Istılahî anlamda nesh, “şer’î bir hükmün daha sonra gelen başka bir şer’î hükümle kaldırılmasıdır.(Bkz: , Muvâfakât, C: II, s. 80; Zerâni, Menâhil, C: II, s. 72; Butî, Mebâhis 220)
Alimler arasında kitabın, kitabı; sünnetin de sünneti neshinin cevazı konusunda ihtilaf yoktur. Bazı ayetler bazılarının hükmünü neshettiğine dair usul kitaplarında örnekler verilmiştir. Sünnetin sünneti neshi konusunda da, mütevatirin mütevatiri, ahadın ahadı neshettiği kabul edilmiş ve “Sizi kabir ziyaretinden nehyetmiştim. Onları ziyaret ediniz”(Bkz: Müslim, Cenâiz 6; Edahi 37; Ebu Davud, Cenâiz 77; Eşribe 7; Tirmîzî Cenâiz 7; Nesâî Cenâiz 100; Duhaya 39; Eşribe 40; İbn Mâce, Cenâiz 47; Müsned I/145,452, III/38, V/350) hadisi örnek verilmiştir. Yalnız alimler arasında Ebu Müslim el-İsfehânî neshin varlığını inkâr eder.(Bkz: Sıbâî, Sünnet s. 394.) Kur’an’ın sünneti ve sünnetin Kur’an’ı neshi hususu ise ihtilaflıdır. İbn Hazm, Kur’an ve sünnetin vahye dayandığını ileri sürerek birbirlerini neshetmelerinin caiz olduğunu savunur.(Bkz: İbn Hazm, İhkâm, C: I, s.518; Âmidî, İhkâm, C: II, s. 135.) Gazalî ve Amidî de Kur’an’la sünnetin birbirlerini neshedeceğini kabul ederler.(Bkz: Gazali Mustasfa, C: I, s. 124-125; Amidî, İhkâm, C: II, s. 134. )
Bilindiği gibi Hanefîler mütevatir ve meşhur sünnet ile kitabın neshedileceği kanaatindedirler. Onlara göre nesh bir hükmün son bulduğunu açıklamaktan ibaret olunca, kitaptaki bir hükmün sona erdiğini Peygamber açıklayabilir. Zaten Peygamberimizin görevi ilâhî hükümleri açıklamak değil midir? Ancak şunu belirtmek gerekir ki sünnet ile nesih, kitabın sadece hükmünde cârî olur, nazmında olamaz. Zira sünnet ile kitabın nazmını değiştirme ve ortadan kaldırma caiz değildir.(Bkz: Bilmen, Hukuk, C: I, s.100-103.)

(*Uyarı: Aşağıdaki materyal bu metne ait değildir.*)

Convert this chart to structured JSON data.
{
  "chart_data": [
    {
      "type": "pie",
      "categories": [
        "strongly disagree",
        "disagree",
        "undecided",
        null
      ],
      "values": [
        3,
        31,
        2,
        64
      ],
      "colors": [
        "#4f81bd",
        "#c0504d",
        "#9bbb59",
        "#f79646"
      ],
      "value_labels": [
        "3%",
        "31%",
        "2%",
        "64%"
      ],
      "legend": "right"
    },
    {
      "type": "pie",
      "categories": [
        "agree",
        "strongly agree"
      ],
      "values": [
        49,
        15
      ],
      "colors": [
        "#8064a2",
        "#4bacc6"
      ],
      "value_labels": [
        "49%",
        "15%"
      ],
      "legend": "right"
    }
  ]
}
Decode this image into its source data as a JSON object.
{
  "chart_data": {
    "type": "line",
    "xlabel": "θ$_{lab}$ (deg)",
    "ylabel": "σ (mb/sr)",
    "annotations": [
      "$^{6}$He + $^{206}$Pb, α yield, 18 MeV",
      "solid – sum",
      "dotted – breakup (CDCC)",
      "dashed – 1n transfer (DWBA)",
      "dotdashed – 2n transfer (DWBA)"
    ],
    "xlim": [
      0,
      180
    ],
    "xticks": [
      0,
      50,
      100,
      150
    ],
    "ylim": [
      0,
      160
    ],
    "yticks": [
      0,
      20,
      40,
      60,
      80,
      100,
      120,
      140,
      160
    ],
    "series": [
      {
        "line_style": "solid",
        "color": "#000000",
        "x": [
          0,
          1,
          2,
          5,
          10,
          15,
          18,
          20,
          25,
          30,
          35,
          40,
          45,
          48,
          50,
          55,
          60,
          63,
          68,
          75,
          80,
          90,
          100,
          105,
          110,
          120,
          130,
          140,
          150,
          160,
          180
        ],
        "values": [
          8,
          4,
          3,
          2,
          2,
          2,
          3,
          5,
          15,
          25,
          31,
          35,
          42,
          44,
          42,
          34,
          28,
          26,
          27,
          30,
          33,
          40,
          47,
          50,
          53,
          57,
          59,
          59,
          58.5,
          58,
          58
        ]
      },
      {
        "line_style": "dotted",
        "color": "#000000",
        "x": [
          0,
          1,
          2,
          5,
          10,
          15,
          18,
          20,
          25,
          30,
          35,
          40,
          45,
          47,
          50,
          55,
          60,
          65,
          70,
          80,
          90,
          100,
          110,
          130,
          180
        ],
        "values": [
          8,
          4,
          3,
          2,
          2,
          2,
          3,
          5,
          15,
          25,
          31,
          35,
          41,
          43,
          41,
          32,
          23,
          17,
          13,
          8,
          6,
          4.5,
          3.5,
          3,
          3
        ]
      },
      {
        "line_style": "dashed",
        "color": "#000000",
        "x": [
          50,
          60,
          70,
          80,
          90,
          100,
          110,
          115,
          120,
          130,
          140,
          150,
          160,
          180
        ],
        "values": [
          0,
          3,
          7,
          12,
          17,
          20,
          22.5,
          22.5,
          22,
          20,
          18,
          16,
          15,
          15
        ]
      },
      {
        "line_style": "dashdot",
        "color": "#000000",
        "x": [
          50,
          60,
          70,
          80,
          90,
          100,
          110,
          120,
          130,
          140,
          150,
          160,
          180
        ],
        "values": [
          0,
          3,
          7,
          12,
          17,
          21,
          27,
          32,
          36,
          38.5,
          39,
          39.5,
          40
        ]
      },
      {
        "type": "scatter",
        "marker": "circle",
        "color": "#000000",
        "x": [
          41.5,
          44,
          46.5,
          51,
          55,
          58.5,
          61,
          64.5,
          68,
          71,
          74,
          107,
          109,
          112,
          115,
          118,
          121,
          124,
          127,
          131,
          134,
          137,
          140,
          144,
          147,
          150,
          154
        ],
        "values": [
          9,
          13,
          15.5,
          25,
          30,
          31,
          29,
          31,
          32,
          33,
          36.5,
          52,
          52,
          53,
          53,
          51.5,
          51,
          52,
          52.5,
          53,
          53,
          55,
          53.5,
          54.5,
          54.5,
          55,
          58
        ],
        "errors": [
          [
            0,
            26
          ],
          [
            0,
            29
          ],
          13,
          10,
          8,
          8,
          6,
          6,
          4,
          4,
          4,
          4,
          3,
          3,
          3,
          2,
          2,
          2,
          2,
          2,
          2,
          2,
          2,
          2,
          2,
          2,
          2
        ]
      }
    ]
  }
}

İmam Şafiî ise sünnetin Kur’an’ı neshedemeyeceği görüşünü savunur.(Bkz: Şafiî, Risâle s. 55; Amidî, İhkâm, C: II, s. 138. )
Netice olarak şunu söylemek mümkündür: Cumhura göre; Kur’an’la Kur’an’ın, Kur’an’la sünnetin, sünnetle de Kur’an’ın neshi caizdir. Zira her ikisi de vahiyle gelmiştir.(Bkz: İbn Hazm, İhkâm, C: I, s. 519; Âmidî, İhkâm, C: II, s. 135-139; Gazali, Mustafa, C: I, s. 124-125; İbn Kayyim, İ’lam, C: II, s. 222-227; Hamadânî, Tefsir, C: III, s. 200-203; Şevkânî, İrşad 191; Zuheyr, Usul s. 69,72; Hamâde, Sünnet s. 173, 186)
Bunlara çeşitli örnekler verilmiştir. Biz her üçüne sırasıyla birer örnek verelim. Kur’an’da içki yasağı ile ilgili olarak inen ayetler dört tanedir. Birinci ayette: “Üzümlerden içki ve güzel rızık elde edersiniz.”(Bkz: Nahl 16/67.) İkincisinde: “Sana içki ve kumardan soruyorlar. De ki: O ikisinde büyük günah vardır. İnsanlara bazı faydaları varsa da günahları faydalarından büyüktür.”(Bkz: Bakara 2/ 129.) Üçüncüsünde: “Ey inananlar sarhoşken namaza yaklaşmayın.”(Bkz: Nisa 4/ 43. ) Sonuncusunda ise: “Ey inananlar, içki, kumar, dikili taşlar (putlar) şans okları, şeytan işi birer pisliktir. Bunlardan kaçının…”(Bkz: Maide 5/ 90-91.) buyurulmakta ve dördüncü ayetle diğerlerinin hükmü kaldırılarak içki yasaklanmaktadır.
Beytu’l-Makdis’in kıble olarak tayini sünnetle bilinmektedir. Ayetlerde oraya dönüleceğine dair malûmat yoktur. Ancak bu sünnetin “Mescid-i Haram tarafına yüzünü çevir”(Bkz: Bakara 2/ 144.) ayetiyle neshedildiği nakledilmiştir.(Bkz: Amidî, İhkâm, C: II, s. 135.)
Sünnetle Kur’an’ın neshedildiğine dair de şu örnekleri verirler: “Birinize ölüm geldiği zaman, eğer bir hayır (mal) bırakacaksa, anaya, babaya, yakınlara uygun bir biçimde, vasiyet etmek Allah’tan korkanlar üzerine bir borçtur”(Bkz: Bakara 2/ 144.) ayetinin hükmü, “Varise vasiyet yoktur”(Bkz: Buharî, Vesâyâ 6; Ebu Davud, Vesâyâ 6; Tirmîzî, Vesâyâ 5) hadisiyle neshedilmiştir.(Bkz: Gazali, Mustasfa, C: I, s. 124; Amidî, İhkâm, C: II, s. 138; Şevkânî, İrşad s.191; Abdulgani, Hucciyye s. 497; Ebu Zehv, Hadis s.39.)